Estavam trinta e muitos graus. Eu tinha acabado de sair de um parque infantil com três crianças e um cão. Estava a morrer de sede e de calor. Sentámo-nos numa esplanada simpática. Só queríamos sombra e matar a sede. A menina da esplanada sugeriu um chá verde gelado e achei óptima ideia! Passado pouco tempo traz-me um frasco destes modernos a imitar antigo, onde servem bebidas bonitas. Um frasco tão grande que eu não conseguia segurar só com uma mão. Imaginei aquele frasco em tempos antigos numa prateleira de conservas com um quilo de beterraba às rodelas lá dentro.
O chá era delicioso! Não há dúvida! E bonito também. Trazia um pau de canela, uma casca de laranja, uma casca de limão e uma folha de hortelã. A palhinha também não era uma simples palhinha. Combinava na perfeição com aquela paleta de cores. Teria dado uma fotografia perfeita de Instagram!

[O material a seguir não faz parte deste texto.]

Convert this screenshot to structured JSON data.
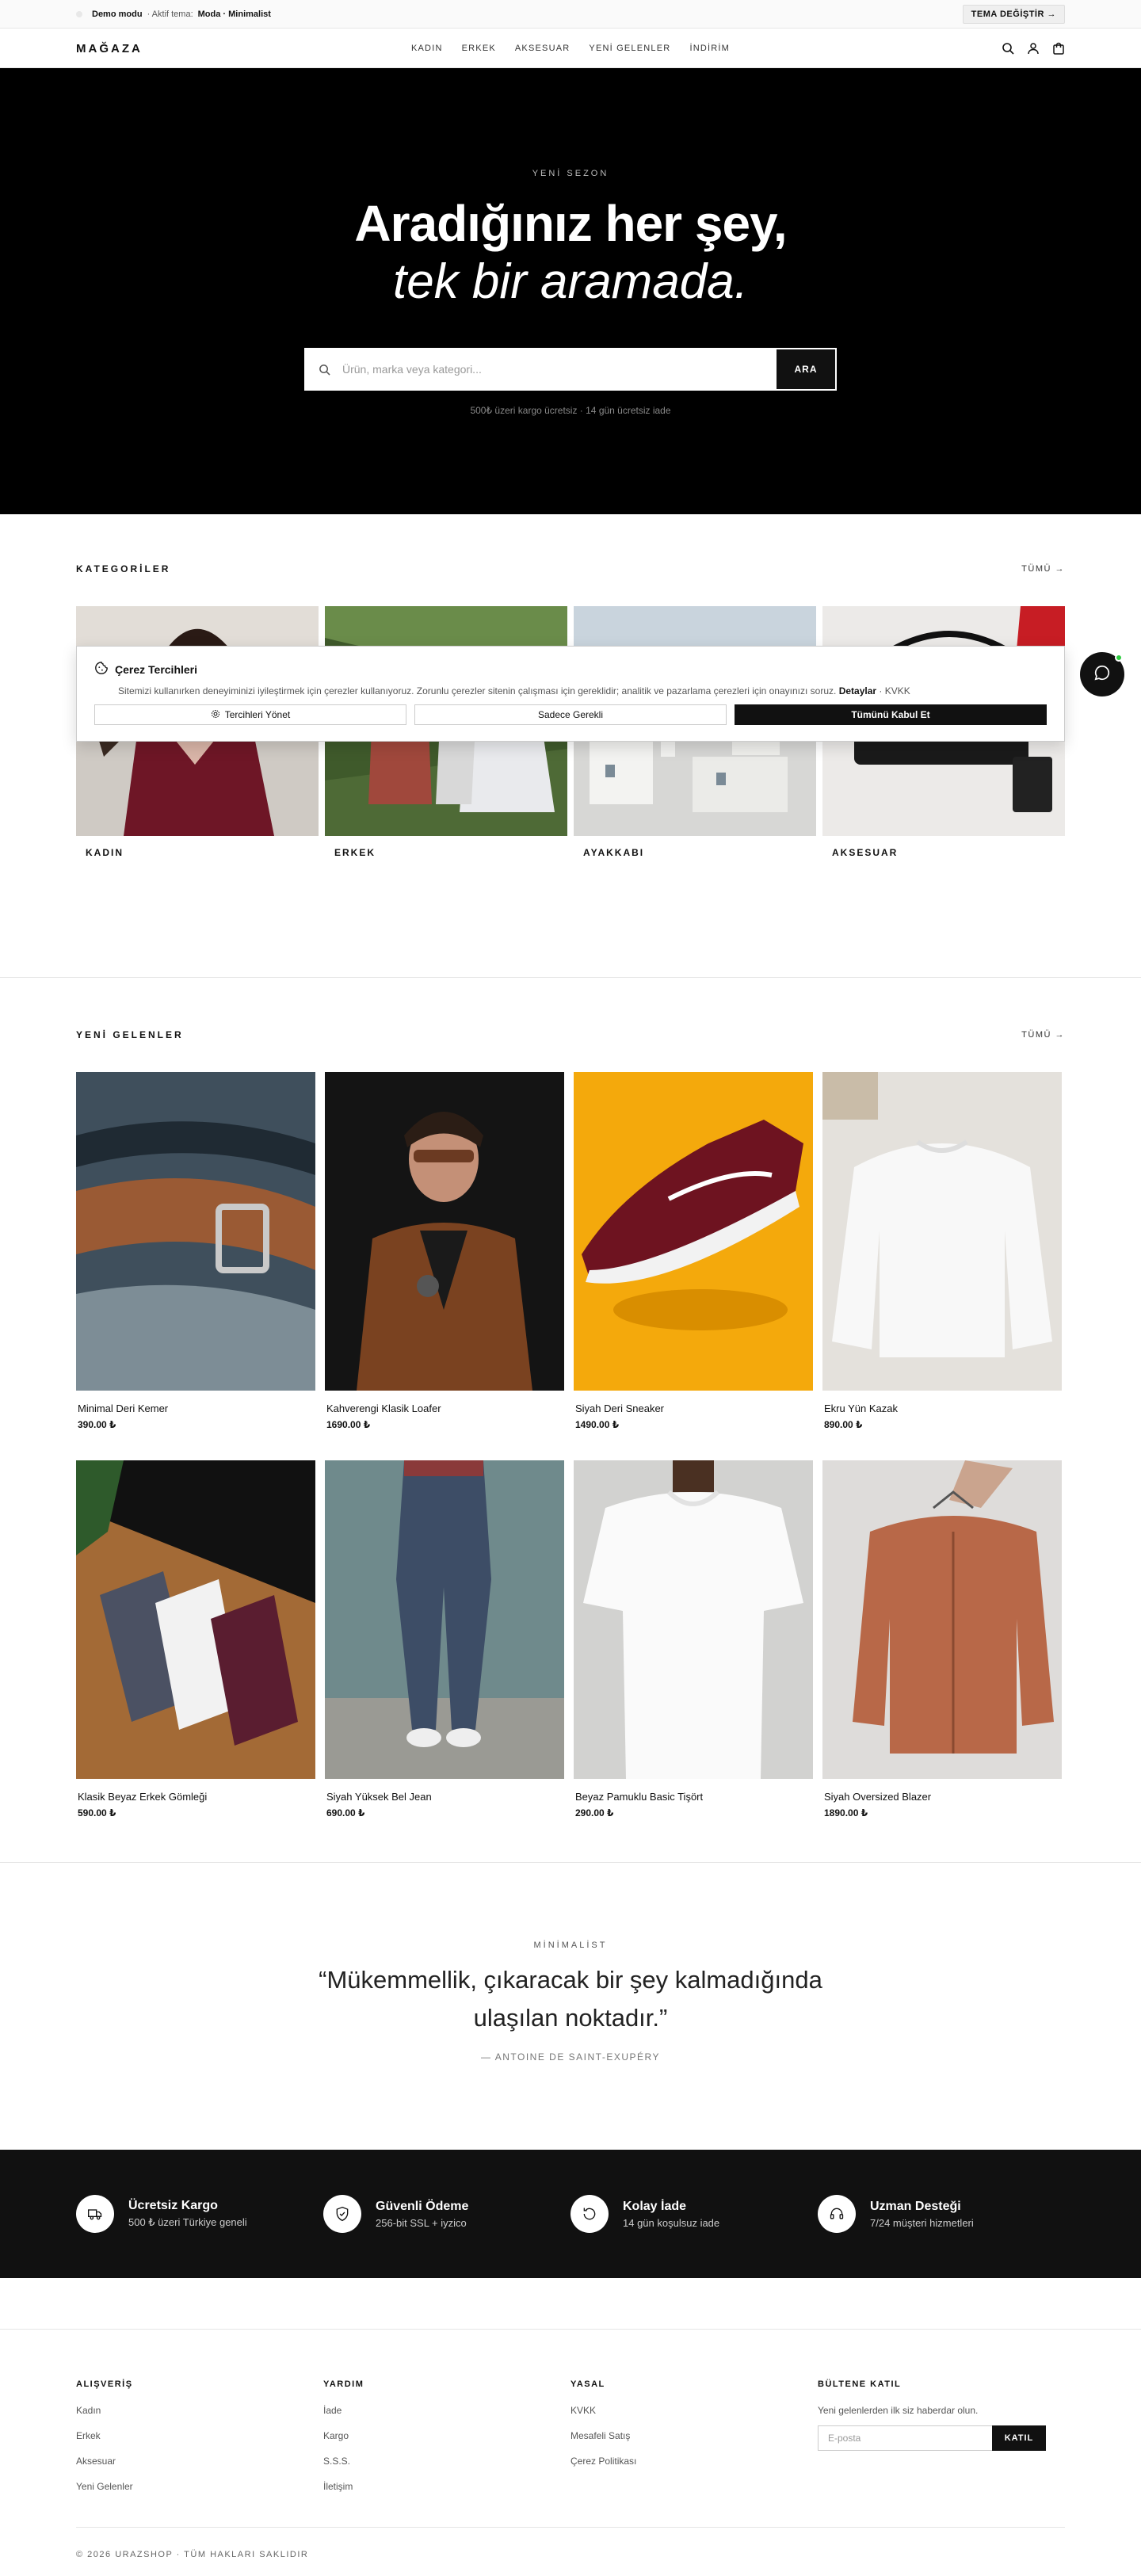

E eu fiquei a olhar para o frasco... Eu tinha sede e tinha calor. Duas necessidades básicas que precisavam ser respondidas. Um simples copo alto de chá gelado com gelo tinha servido as minhas necessidades.
Todo aquele espectáculo de apresentação era um bónus. Bonito, é certo! Mas desnecessário. Eu precisava daquilo tudo? Não. Gostei? Claro que gostei! Todas as pessoas gostam de surpresas bonitas. Mas eu queria era matar a sede e, na realidade, aquele enorme frasco de chá era afinal o arquétipo da perfeição (citando Miguel Araújo) e servia para mostrar ao Mundo a sorte que eu tinha de estar numa bonita esplanada à sombra a beber uma bebida maravilhosa-trendy-hippy-boho-street-chic!

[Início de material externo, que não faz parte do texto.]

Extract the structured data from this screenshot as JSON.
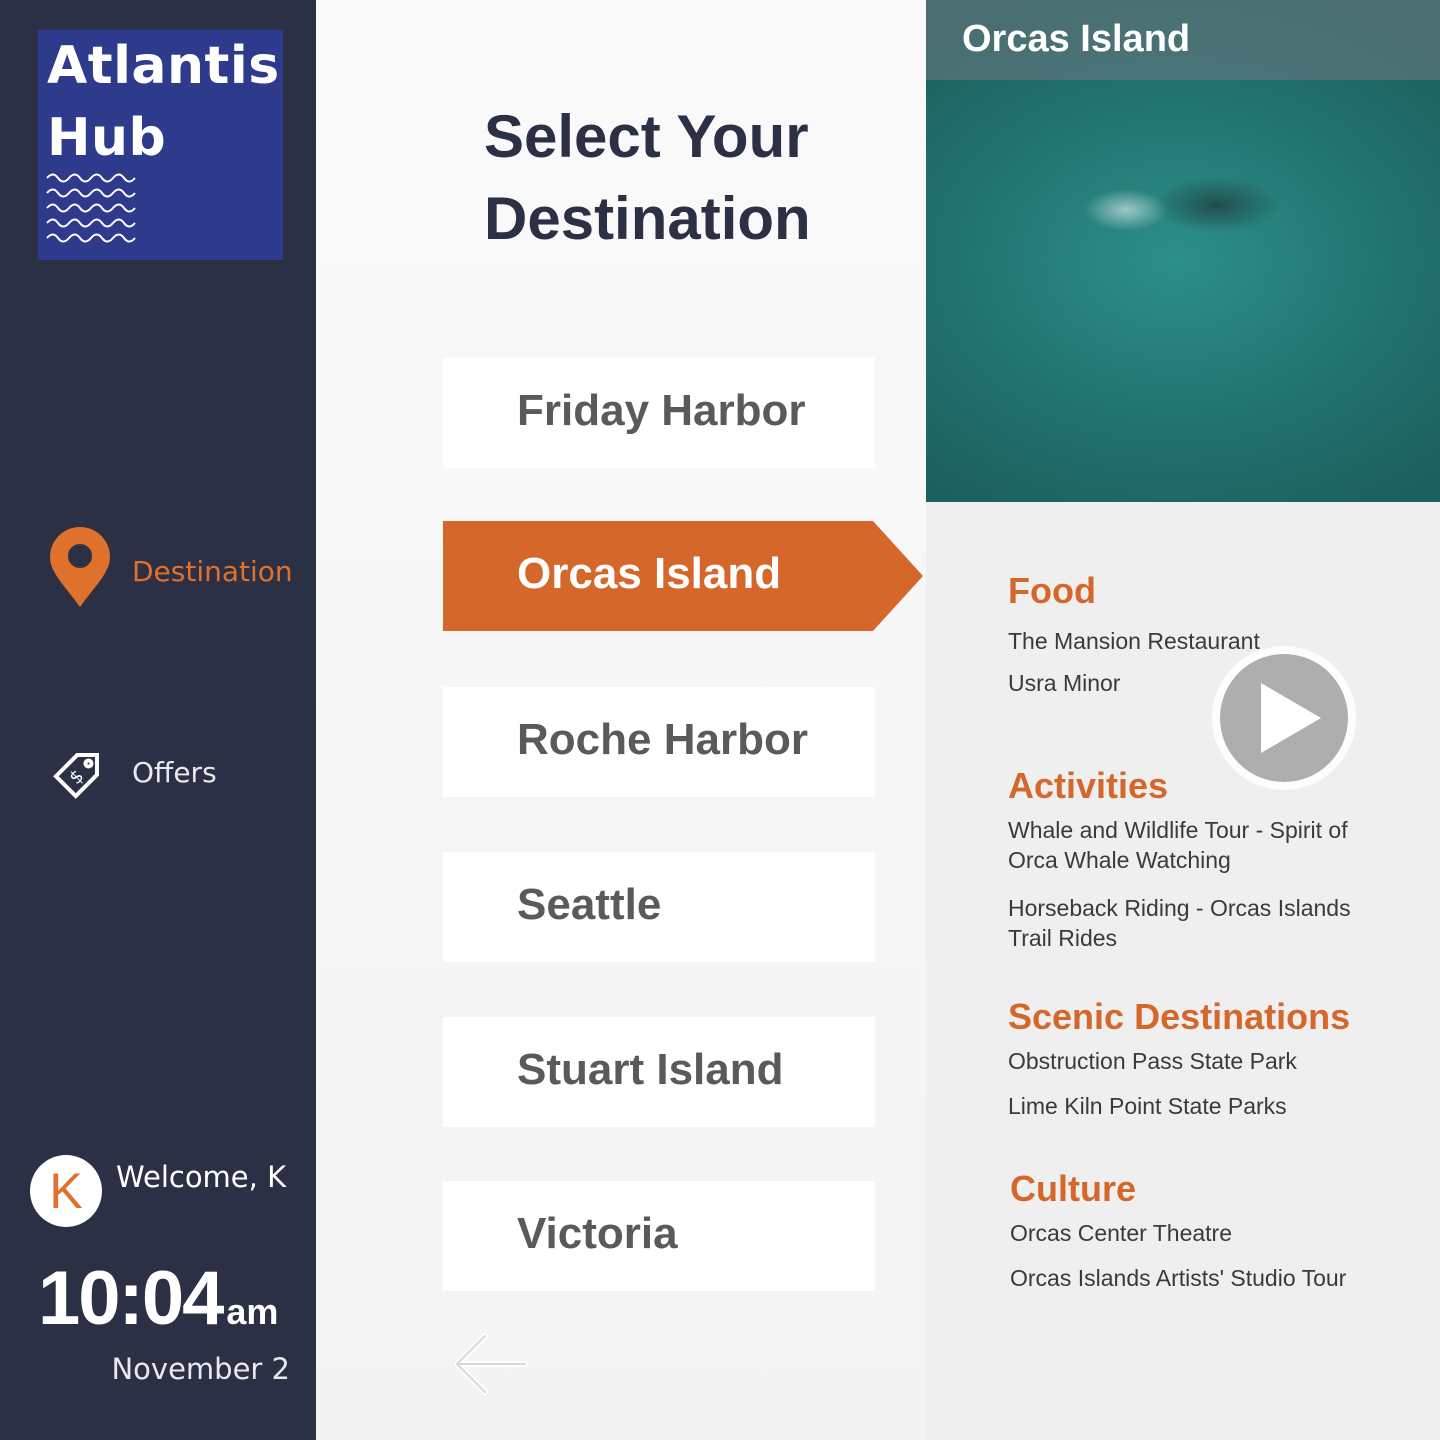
{
  "app": {
    "logo_line1": "Atlantis",
    "logo_line2": "Hub"
  },
  "sidebar": {
    "nav": [
      {
        "label": "Destination",
        "icon": "location-pin-icon",
        "active": true
      },
      {
        "label": "Offers",
        "icon": "price-tag-icon",
        "active": false
      }
    ],
    "user": {
      "avatar_initial": "K",
      "welcome": "Welcome, K"
    },
    "clock": {
      "time": "10:04",
      "ampm": "am",
      "date": "November 2"
    }
  },
  "main": {
    "title_line1": "Select Your",
    "title_line2": "Destination",
    "destinations": [
      "Friday Harbor",
      "Orcas Island",
      "Roche Harbor",
      "Seattle",
      "Stuart Island",
      "Victoria"
    ],
    "selected": "Orcas Island",
    "back_icon": "arrow-left-icon"
  },
  "detail": {
    "photo_title": "Orcas Island",
    "play_icon": "play-icon",
    "sections": [
      {
        "title": "Food",
        "items": [
          "The Mansion Restaurant",
          "Usra Minor"
        ]
      },
      {
        "title": "Activities",
        "items": [
          "Whale and Wildlife Tour - Spirit of Orca Whale Watching",
          "Horseback Riding - Orcas Islands Trail Rides"
        ]
      },
      {
        "title": "Scenic Destinations",
        "items": [
          "Obstruction Pass State Park",
          "Lime Kiln Point State Parks"
        ]
      },
      {
        "title": "Culture",
        "items": [
          "Orcas Center Theatre",
          "Orcas Islands Artists' Studio Tour"
        ]
      }
    ]
  },
  "colors": {
    "sidebar_bg": "#2b3045",
    "logo_bg": "#2e3a8c",
    "accent": "#d5672b",
    "title_text": "#2b3045"
  }
}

A vida é igual a um frasco de chá gelado! As pessoas preocupam-se demasiado com o tom da palhinha. Preocupam-se demasiado com a posição da folha de hortelã. Tudo isto para quê? Para mostrar ao Mundo. Perde-se mais tempo a mostrar ao Mundo do que a saborear. Ou a matar a sede!
O Amor já não é só amor, é amor com casca de laranja.
Os abraços já não proporcionam o reconforto de antigamente, são abraços com cardamomo.
Os beijos já não são só trocas de afectos, são beijos com sementes de chia.
E as conversas? É bom que venham com palhinhas de papel.
Se todos respondêssemos às necessidades na medida certa, se nos preocupássemos apenas com a entrega, com a espontaneidade, com o momento, não haveria expectativas demasiado altas. Não haveria códigos difíceis de decifrar. Nem tampouco haveria receio de errar. Porque era simplesmente aquilo! Chá e gelo! Matar a sede. Todos saberíamos quanto dar e quanto receber. Os tempos em que vivemos obrigam as pessoas a quererem sempre mais do que aquilo que precisam. (A maior parte das vezes porque viram o vizinho e querem igual) Quando na verdade, um simples copo de chá gelado com gelo nos serve perfeitamente.